Integration of AlientVault OTX with ManageEngine Log360

 

Integration of AlientVault OTX with ManageEngine Log360

AlienVault Open Threat Exchange (OTX) is a community-powered threat intelligence platform that provides actionable threat data to improve security measures. ManageEngine Log360 ingests these threat feeds to enhance its threat detection and investigation capabilities.

How the integration works

  • STIX/TAXII format: Log360 uses structured threat information expression (STIX) and trusted automated exchange of intelligence information (TAXII) to communicate with AlienVault OTX.
  • Scheduled sync: Once configured, Log360 periodically syncs with AlienVault OTX to fetch the latest threat intelligence data.
  • Threat data storage: The retrieved threat data is stored in Log360’s threat store.
  • Threat detection: During log processing, Log360 uses the threat data to identify and mitigate security threats more effectively.
  • Seamless integration: ManageEngine Log360 seamlessly integrates with AlienVault OTX through the standardized STIX/TAXII protocol. This enables the automatic ingestion of the latest threat intelligence feeds from OTX.
  • Synchronized updates: Log360 offers configurable scheduled synchronization options. This ensures that your threat intelligence remains uptodate by regularly fetching the latest information from OTX.
  • Centralized threat repository: Log360 maintains a comprehensive threat intelligence repository. This repository stores all ingested threat feeds, including those obtained from open-source providers like AlienVault OTX.
  • Automated correlation and enrichment: Upon ingestion, threat intelligence feeds are automatically correlated with your network data. This allows Log360 to identify and alert you to potential security threats associated with malicious sources. Additionally, these feeds provide more context for the analyzing alerts and events within Log360.
How the integration works

How to enable AlienVault OTX

To enable the AlienVault OTX integration in ManageEngine Log360:

  • Navigate to Settings > Admin Settings.
  • Go to Threatfeeds and click the Add New Server option.
  • In the pop-up window, choose AlienVault OTX from the Select Serversdrop-down menu.
  • Key in your AlienVault OTX API key and click Add Server to complete the configuration. To get an API Key from AlienVaultOTX, navigate to otx.alienvault.com and sign up for an account. From there, navigate to settings and copy the OTX API Key.
  • After successful configuration, Log360 polls STIX data from the AlienVault OTX server during each sync schedule. This data is stored in Log360's threat store for use in log processing.

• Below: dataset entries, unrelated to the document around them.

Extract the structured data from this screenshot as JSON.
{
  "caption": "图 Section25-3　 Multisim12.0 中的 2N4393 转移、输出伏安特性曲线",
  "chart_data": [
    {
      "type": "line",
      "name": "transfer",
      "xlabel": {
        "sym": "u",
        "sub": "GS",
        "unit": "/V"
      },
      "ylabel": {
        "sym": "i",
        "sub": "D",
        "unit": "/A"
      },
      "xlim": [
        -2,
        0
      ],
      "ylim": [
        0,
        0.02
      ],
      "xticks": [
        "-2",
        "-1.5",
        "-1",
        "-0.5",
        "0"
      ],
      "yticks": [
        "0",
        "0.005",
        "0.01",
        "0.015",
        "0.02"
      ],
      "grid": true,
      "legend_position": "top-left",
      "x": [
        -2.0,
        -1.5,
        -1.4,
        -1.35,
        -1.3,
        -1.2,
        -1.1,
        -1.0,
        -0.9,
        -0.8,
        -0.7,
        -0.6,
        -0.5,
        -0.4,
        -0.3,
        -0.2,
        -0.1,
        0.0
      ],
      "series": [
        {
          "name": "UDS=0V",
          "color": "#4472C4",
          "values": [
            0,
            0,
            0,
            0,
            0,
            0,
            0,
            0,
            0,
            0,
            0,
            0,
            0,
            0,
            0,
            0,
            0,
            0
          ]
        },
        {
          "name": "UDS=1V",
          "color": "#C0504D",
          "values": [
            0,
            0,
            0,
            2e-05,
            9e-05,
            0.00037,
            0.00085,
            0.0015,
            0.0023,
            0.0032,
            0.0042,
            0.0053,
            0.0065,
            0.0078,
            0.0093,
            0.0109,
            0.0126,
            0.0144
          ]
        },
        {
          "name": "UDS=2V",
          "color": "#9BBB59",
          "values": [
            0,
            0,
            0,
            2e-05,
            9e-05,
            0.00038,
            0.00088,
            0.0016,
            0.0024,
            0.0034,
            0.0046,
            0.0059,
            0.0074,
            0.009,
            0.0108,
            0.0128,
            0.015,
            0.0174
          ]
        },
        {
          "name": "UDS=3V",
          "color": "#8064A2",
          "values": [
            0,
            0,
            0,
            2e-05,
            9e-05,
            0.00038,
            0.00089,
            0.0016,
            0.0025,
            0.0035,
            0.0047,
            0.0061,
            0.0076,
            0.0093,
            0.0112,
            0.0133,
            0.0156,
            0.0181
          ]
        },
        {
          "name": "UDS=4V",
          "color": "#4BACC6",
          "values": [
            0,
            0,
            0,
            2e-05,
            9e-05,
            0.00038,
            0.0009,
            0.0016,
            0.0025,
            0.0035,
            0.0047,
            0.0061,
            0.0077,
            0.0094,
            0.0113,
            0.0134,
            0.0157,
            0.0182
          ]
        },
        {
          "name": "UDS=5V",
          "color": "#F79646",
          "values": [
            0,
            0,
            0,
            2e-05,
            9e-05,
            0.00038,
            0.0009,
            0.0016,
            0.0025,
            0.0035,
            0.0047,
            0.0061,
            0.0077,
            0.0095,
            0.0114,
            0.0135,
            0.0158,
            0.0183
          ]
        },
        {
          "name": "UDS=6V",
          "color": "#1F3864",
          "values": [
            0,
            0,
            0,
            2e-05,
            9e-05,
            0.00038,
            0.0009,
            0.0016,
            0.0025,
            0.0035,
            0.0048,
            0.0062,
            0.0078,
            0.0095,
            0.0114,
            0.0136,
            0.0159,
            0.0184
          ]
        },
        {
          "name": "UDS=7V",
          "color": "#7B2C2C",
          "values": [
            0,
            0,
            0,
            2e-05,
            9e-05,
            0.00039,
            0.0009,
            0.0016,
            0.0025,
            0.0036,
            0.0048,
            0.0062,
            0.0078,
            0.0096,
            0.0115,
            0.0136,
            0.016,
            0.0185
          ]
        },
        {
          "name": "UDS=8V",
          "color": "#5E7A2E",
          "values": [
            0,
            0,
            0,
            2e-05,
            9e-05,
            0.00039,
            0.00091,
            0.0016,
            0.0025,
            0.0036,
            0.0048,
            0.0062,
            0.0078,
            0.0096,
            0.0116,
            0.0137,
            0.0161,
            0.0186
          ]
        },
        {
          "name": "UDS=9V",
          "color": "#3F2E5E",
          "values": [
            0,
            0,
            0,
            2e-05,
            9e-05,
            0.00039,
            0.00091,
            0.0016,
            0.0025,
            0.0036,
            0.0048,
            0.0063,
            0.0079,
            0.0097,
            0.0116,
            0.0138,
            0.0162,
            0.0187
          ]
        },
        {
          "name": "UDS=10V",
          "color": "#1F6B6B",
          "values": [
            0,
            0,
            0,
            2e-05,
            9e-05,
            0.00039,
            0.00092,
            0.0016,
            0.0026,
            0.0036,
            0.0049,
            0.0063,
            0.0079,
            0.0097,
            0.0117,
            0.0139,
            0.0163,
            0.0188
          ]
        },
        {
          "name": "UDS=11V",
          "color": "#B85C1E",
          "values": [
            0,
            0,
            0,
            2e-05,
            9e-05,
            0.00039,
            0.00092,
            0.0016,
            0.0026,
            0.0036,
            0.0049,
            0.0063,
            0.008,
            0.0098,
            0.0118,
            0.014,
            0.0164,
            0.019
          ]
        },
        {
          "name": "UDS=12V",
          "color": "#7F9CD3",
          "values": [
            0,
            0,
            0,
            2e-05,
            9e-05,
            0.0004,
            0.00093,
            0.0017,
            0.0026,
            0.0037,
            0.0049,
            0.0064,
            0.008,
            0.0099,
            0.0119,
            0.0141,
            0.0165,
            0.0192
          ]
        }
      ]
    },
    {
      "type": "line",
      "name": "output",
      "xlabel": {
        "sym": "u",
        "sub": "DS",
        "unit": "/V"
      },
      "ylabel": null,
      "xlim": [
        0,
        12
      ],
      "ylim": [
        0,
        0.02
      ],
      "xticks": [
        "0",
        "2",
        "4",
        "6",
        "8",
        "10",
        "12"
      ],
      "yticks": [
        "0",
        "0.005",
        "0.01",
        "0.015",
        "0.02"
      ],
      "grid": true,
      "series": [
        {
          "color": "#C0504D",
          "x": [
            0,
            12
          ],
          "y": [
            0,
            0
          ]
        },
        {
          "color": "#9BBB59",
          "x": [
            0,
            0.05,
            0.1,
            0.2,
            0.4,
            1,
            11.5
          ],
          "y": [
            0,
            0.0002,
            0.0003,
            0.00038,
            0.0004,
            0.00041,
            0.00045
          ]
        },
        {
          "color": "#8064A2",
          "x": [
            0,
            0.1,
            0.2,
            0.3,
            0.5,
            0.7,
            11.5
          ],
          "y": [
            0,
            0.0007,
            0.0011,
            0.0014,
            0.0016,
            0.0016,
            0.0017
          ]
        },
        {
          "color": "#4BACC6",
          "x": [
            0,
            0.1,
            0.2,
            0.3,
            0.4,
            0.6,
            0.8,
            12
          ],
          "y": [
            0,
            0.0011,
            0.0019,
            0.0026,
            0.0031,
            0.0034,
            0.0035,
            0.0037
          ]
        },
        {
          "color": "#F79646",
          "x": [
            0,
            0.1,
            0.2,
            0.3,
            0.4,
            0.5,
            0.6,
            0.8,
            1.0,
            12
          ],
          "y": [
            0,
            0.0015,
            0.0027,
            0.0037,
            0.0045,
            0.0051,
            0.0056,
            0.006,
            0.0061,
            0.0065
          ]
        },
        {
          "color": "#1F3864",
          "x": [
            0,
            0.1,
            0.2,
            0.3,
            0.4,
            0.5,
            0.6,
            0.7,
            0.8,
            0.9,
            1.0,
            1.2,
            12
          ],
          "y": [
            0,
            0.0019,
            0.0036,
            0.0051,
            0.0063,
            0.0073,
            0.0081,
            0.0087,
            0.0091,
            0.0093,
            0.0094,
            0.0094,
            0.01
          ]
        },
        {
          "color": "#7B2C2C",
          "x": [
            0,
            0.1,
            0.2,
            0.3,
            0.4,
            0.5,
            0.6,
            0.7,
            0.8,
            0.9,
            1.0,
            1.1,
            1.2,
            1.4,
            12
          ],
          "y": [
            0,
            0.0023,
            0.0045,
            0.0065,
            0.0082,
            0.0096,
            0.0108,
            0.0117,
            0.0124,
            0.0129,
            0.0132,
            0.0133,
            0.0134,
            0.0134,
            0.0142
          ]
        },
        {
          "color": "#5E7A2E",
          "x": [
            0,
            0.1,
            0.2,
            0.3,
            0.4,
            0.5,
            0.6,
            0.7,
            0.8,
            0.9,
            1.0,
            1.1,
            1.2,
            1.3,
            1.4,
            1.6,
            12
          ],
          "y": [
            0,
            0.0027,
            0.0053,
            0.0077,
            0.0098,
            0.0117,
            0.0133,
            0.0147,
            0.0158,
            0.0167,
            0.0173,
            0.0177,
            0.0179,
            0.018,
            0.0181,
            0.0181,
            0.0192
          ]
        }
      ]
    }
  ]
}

Top benefits of this integration

Enhanced threat detection

By leveraging up-to-date threat intelligence from AlienVault OTX, Log360 can detect and mitigate potential security threats more effectively. This continuous stream of the latest threat data, including IoCs like malicious IP addresses and file hashes, enables quicker and more accurate threat recognition and response.

Automated threat intelligence integration

The integration ensures that the latest threat data is automatically incorporated into Log360's analysis processes without manual intervention. This automation streamlines workflows, reduces administrative burdens, and keeps Log360 current with evolving threats.

Comprehensive security

Combining Log360's log analysis capabilities with AlienVault OTX's threat intelligence provides a more comprehensive security solution, enabling the identification of sophisticated attack patterns and vulnerabilities.

Improved response time

Faster detection and identification of threats enables quicker response and remediation, reducing potential damage from security incidents. Real-time threat intelligence allows for rapid threat understanding, prioritization, and action, minimizing the impact of security incidents.

About AlienVault OTX

AlienVault OTX is a collaborative threat intelligence platform where users share and access real-time data on cyberthreats. It features Pulses, which are curated collections of IoCs, such as IP addresses, domains, and file hashes, associated with specific threats. OTX integrates with various security tools, including SIEMs like ManageEngine Log360, to enhance threat detection and response. It offers APIs for automated workflows and is free to use, fostering a global community of security professionals that are working together to improve collective cybersecurity.